A equipe do candidato ao governo de São Paulo Tarcísio de Freitas (Republicanos) pode ter cometido crime ao orientar um cinegrafista da Jovem Pan News a apagar imagens gravadas durante tiroteio ocorrido em Paraisópolis, zona sul da capital paulista, apontam advogados ouvidos pelo Brasil de Fato. A orientação veio à tona nesta terça-feira (25), em reportagem do jornal Folha de S. Paulo.
O tiroteio aconteceu no último dia 17 de outubro, quando a equipe de Tarcísio participava de atividade de campanha em Paraisópolis. Em um primeiro momento, a própria Jovem Pan News tratou o caso como "atentado", hipótese que foi descartada horas mais tarde pela Secretaria da Segurança Pública e pelo próprio Tarcísio.
O áudio divulgado nesta terça pela Folha mostra um diálogo entre um integrante da campanha e um cinegrafista da emissora, que não foram identificados. Após consultar o cinegrafista sobre os registros que fez, o integrante diz frases como "você tem que apagar" e "não pode divulgar isso não". As imagens, porém, já tinham sido repassadas à redação e colocadas no ar.
O advogado criminalista José Carlos Portella Junior, integrante do coletivo Advogadas e Advogados pela Democracia (AAD), afirma que é necessário que o caso seja investigado para verificar se houve algum tipo de orientação para que as imagens fossem de fato apagadas. Caso essa hipótese seja confirmada, haveria a configuração do crime de favorecimento real, que ocorre quando há auxílio material para que alguém cometa um crime saia impune ou garanta proveito dele.
"Se existiu de fato um tiroteio, essa prova foi capturada pela câmera da Jovem Pan e aí se pede que se apague essa imagem, isso claramente configura crime de favorecimento real", aponta.
O também advogado criminalista Augusto de Arruda Botelho, um dos fundadores do Instituto de Defesa do Direito de Defesa (IDDD), destaca a necessidade de apuração sobre o possível confronto entre policiais militares e criminosos. E, para que o crime seja investigado, qualquer prova disponível é bem vinda.

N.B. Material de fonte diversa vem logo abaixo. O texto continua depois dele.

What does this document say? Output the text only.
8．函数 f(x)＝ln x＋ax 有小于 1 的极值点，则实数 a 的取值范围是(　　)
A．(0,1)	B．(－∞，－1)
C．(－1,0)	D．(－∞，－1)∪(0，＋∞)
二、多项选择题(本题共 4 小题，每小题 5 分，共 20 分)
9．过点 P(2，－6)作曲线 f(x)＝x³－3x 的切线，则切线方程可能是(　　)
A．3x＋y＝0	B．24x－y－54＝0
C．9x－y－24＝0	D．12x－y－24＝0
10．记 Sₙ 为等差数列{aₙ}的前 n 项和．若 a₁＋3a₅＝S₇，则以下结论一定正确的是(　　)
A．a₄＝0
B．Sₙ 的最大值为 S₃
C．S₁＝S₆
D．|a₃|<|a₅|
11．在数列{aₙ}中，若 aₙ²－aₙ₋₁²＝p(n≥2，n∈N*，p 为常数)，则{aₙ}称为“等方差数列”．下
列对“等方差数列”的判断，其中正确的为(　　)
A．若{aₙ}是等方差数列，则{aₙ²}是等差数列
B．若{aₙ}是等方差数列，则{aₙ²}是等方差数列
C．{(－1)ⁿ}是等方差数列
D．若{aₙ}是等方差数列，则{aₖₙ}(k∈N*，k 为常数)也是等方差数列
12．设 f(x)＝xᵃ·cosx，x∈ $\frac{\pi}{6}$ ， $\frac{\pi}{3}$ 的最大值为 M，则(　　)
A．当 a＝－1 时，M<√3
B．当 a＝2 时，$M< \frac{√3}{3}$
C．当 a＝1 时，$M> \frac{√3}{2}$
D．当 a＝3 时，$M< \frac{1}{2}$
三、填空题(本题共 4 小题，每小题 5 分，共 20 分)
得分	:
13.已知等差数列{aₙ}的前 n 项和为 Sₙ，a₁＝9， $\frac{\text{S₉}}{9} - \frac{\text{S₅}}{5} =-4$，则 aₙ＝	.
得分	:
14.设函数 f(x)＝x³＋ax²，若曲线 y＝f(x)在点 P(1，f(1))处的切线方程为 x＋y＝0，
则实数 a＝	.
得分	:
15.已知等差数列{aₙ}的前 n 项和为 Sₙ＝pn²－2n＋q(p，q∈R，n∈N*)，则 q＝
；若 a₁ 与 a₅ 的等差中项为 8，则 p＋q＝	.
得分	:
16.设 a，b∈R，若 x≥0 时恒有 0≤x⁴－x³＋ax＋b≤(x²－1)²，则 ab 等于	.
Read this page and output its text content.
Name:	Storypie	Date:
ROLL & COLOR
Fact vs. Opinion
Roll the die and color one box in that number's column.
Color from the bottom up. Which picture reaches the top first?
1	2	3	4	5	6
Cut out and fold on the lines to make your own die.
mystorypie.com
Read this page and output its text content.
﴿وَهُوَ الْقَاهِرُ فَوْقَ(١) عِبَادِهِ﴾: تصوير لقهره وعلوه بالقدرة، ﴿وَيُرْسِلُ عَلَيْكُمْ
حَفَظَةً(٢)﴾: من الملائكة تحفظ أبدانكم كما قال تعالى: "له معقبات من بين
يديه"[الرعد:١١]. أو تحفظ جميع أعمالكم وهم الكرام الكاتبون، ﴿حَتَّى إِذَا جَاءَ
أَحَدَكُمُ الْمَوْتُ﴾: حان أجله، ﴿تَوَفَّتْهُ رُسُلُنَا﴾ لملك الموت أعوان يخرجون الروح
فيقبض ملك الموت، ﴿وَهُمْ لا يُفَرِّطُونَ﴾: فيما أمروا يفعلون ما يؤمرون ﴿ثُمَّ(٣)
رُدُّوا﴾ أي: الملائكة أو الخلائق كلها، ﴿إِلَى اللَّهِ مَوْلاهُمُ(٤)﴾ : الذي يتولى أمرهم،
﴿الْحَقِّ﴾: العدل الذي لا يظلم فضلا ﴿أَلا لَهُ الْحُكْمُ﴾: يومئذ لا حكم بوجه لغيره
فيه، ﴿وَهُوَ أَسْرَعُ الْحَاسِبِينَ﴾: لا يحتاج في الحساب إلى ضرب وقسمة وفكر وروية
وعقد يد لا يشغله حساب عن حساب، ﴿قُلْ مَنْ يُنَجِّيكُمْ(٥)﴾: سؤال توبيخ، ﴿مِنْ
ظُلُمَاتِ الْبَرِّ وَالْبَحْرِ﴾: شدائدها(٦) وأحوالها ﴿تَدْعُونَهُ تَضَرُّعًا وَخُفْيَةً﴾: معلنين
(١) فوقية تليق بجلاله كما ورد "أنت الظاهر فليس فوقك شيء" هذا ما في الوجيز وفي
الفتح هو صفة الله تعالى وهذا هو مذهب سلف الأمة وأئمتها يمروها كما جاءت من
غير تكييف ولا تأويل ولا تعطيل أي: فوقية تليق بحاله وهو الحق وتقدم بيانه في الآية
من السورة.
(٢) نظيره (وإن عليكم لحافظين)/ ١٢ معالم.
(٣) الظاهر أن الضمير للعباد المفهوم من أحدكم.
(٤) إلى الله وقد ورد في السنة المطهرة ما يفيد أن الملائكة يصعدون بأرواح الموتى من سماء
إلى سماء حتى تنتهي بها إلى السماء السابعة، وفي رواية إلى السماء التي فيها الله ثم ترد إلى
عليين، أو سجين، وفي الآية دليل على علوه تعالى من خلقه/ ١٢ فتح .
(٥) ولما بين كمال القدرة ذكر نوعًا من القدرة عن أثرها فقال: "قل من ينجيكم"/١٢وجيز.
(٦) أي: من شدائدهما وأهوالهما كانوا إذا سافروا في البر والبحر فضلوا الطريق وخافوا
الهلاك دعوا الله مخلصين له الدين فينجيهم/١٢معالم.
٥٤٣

"Essas imagens certamente serviriam de provas para verificar o que de fato aconteceu. Portanto, em hipótese nenhuma essas imagens, sob qualquer argumento, poderiam ser intencionalmente destruídas. Se configura ou não um crime destruir essas imagens, só uma investigação pode dizer, por que é preciso que se entenda se isso foi de fato destruído, qual a intenção em se apagar essas imagens", complementa.
Câmeras em policiais
Para Botelho, todo esse episódio mostra uma tendência de Tarcísio, candidato bolsonarista ao governo de São Paulo, a evitar a transparência quando o assunto é segurança pública. O especialista traça um paralelo a uma das promessas de campanha do ex-ministro de Bolsonaro: o fim das câmeras acopladas aos uniformes de policiais, medida que reduziu a letalidade nas ações, diminuindo, inclusive, os números de mortes de agentes de segurança.
"A câmera nos uniformes tem um aspecto de proteção do próprio policial muito importante, tanto que é aprovada pela imensa maioria dos policiais de São Paulo. Elas já foram inclusive utilizadas em investigações contra policiais para defendê-los. A analogia que faço entre esses dois episódios é que a forma de pensar segurança pública do candidato não é uma forma que prioriza transparência. A transparência deveria sempre nortear qualquer ator político", destaca.
Portella Junior concorda, e lembra que os resultados positivos do uso das câmeras já eram projetados por entidades da sociedade civil antes mesmo da instalação, com base em estudos sobre projetos semelhantes implementados em outra partes do mundo. Os registros em São Paulo após a adoção da medida foram muito positivos.
"Sob qual argumento racional, pensado em termos de políticas públicas, se pode pensar em defender isso? Não tem razoabilidade nessa proposta. Por isso o que se vê mesmo: a real intenção é dar mais poder para as polícias, tornar São Paulo um outro Rio de Janeiro", afirma.
O que diz a campanha
Em nota, a equipe do candidato diz que "há uma grave descontextualização do episódio em Paraisópolis e de interpretação equivocada do áudio divulgado". Segundo a campanha do bolsonarista, o pedido para não enviar as imagens tinha o objetivo de "não expor as pessoas que estavam lá".
O texto afirma ainda que profissionais da imprensa que estavam no local fizeram imagens do episódio e colocaram no ar, e "nunca houve nenhum impedimento por parte da campanha em relação a isso", sem levar em conta que esse tipo de pedido não seria concebível, diante de questões básicas de liberdade de imprensa e de critérios de noticiabilidade.